A permissioned startPool function can be called if the Strategy is not currently investing in any pool, to invest in the next pool set by setNextPool.
After the current pool matures, anyone can call endPool to convert all the Strategy holdings into underlying.
The Yield v2 protocol doesn't directly reuse any other smart contract implementations. Any general use smart contracts needed were reimplemented and stored in the yield-utils-v2 repository.
The access control contract was adapted from OpenZeppelin's AccessControl.sol and is inherited from most other contracts in the Yield Protocol.
A role exists implicitly for each function in a contract, with the ROOT role as the admin for the role.
If the auth modifier is present in a function, access must have been granted to the caller by an account with the admin role for the function role. This admin role will usually be ROOT, but that can be changed.
An admin modifier exists to restrict functions to accounts bearing the admin role of a given other role. This is not used outside AccessControl.sol.

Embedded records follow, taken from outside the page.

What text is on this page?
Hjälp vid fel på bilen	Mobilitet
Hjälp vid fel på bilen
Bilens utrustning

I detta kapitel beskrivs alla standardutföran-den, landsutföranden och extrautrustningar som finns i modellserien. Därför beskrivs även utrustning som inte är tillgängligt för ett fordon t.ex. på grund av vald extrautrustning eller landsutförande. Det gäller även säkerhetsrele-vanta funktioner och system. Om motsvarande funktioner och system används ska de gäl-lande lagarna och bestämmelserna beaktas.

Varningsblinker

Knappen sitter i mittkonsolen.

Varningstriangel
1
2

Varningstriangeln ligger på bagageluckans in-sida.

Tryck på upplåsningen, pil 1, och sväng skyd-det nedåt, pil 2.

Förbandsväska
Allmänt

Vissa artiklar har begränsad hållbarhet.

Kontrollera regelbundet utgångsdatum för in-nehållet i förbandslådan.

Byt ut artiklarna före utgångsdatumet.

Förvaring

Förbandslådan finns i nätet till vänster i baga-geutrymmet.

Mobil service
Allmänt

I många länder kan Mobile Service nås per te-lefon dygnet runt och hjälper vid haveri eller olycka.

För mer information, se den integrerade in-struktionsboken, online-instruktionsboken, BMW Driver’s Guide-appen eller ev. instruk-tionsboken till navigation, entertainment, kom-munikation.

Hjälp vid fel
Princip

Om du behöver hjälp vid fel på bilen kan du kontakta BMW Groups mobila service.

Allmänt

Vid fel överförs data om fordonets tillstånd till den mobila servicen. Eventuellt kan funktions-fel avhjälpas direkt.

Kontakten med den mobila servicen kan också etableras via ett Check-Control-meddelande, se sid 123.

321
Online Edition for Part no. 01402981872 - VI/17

An account belonging to the admin role for a function can grant and revoke memberships to the function role.
The ROOT role is special in that it is its own admin so that any member of ROOT can grant and revoke ROOT permissions on other accounts.
There is a special LOCK role, that is also an admin of itself, but has no members. By changing the admin role of a function role to LOCK, no further changes can ever be done to the function role membership, except users voluntarily renouncing to the function role.
The Yield Protocol ERC20 contracts borrow heavily from the DS-Token implementation. The ERC2162 extension is taken from WETH10, which was taken in turn from Yield v1.
The Yield Protocol uses its own implementation of a Timelock, derived from Compound’s original contract, but inheriting from AccessControl and implementing a different pattern to set the earliest time that an execution can be done.
The EmergencyBrake stores the instructions to remove the orchestration between contracts, which is intended to be used in emergency situations to easily isolate parts of the protocol.